The DAXX co-repressor is directly recruited to active regulatory elements genome-wide to regulate autophagy programs in a model of human prostate cancer
Lorena A. Puto1, Christopher Benner2 and Tony Hunter1
1 Molecular and Cell Biology Laboratory, Salk Institute for Biological Studies, La Jolla, CA, USA
2 Integrative Genomics and Bioinformatics Core, Salk Institute for Biological Studies, La Jolla, CA, USA
Tony Hunter, email:
Keywords: ChIP-Seq, RNA-Seq, prostate cancer, DAXX, DNMT1, autophagy
Received: March 02, 2015 Accepted: April 08, 2015 Published: April 17, 2015
While carcinoma of the prostate is the second most common cause of cancer death in the US, current methods and markers used to predict prostate cancer (PCa) outcome are inadequate. This study was aimed at understanding the genome-wide binding and regulatory role of the DAXX transcriptional repressor, recently implicated in PCa. ChIP-Seq analysis of genome-wide distribution of DAXX in PC3 cells revealed over 59,000 DAXX binding sites, found at regulatory enhancers and promoters. ChIP-Seq analysis of DNA methyltransferase 1 (DNMT1), which is a key epigenetic partner for DAXX repression, revealed that DNMT1 binding was restricted to a small number of DAXX sites.
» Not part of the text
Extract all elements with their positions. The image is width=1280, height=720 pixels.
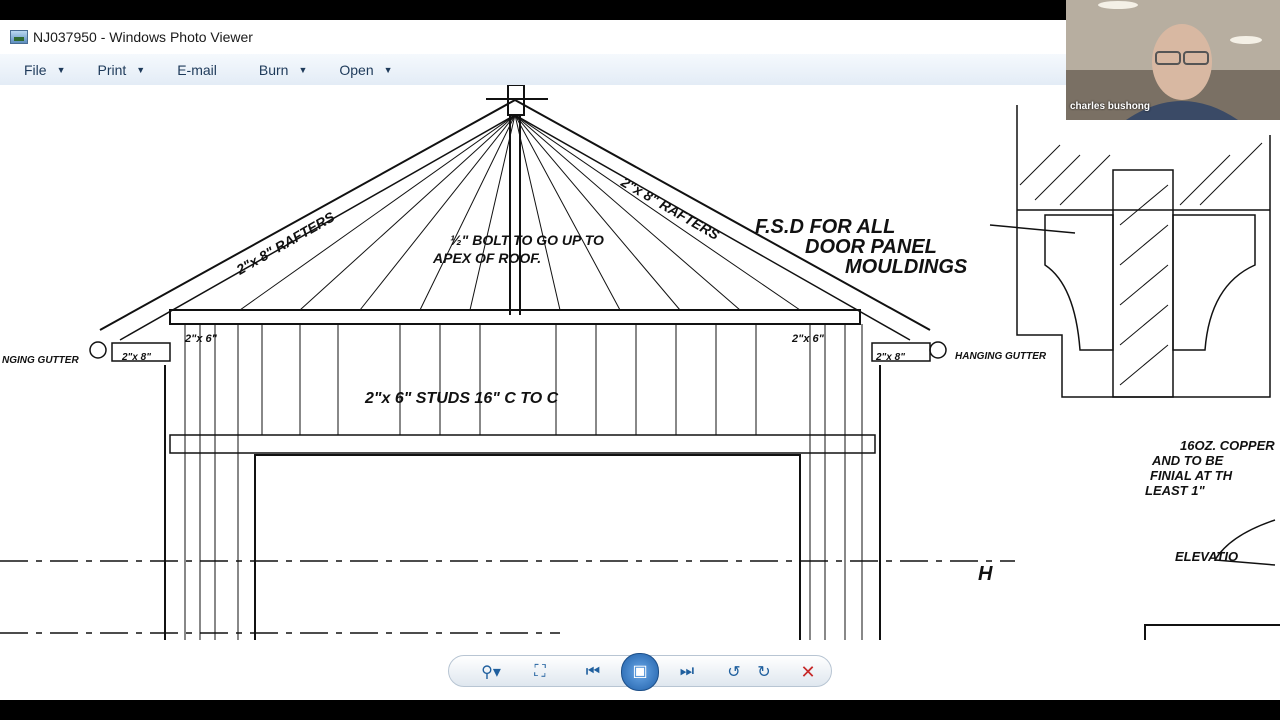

DNMT1 and DAXX bound close to transcriptional activator motifs. DNMT1 sites were found to be dependent on DAXX for recruitment by analyzing DNMT1 ChIP-Seq following DAXX knockdown (K/D), corroborating previous findings that DAXX recruits DNMT1 to repress its target genes. Massively parallel RNA sequencing (RNA-Seq) was used to compare the transcriptomes of WT and DAXX K/D PC3 cells. Genes induced by DAXX K/D included those involved in autophagy, and DAXX ChIP-Seq peaks were found close to the transcription start sites (TSS) of autophagy genes, implying they are more likely to be regulated by DAXX. In conclusion, DAXX binds active regulatory elements and co-localizes with DNMT1 in the prostate cancer genome. Given DAXX’s putative regulatory role in autophagy, future studies may consider DAXX as a candidate marker and therapeutic target for prostate cancer.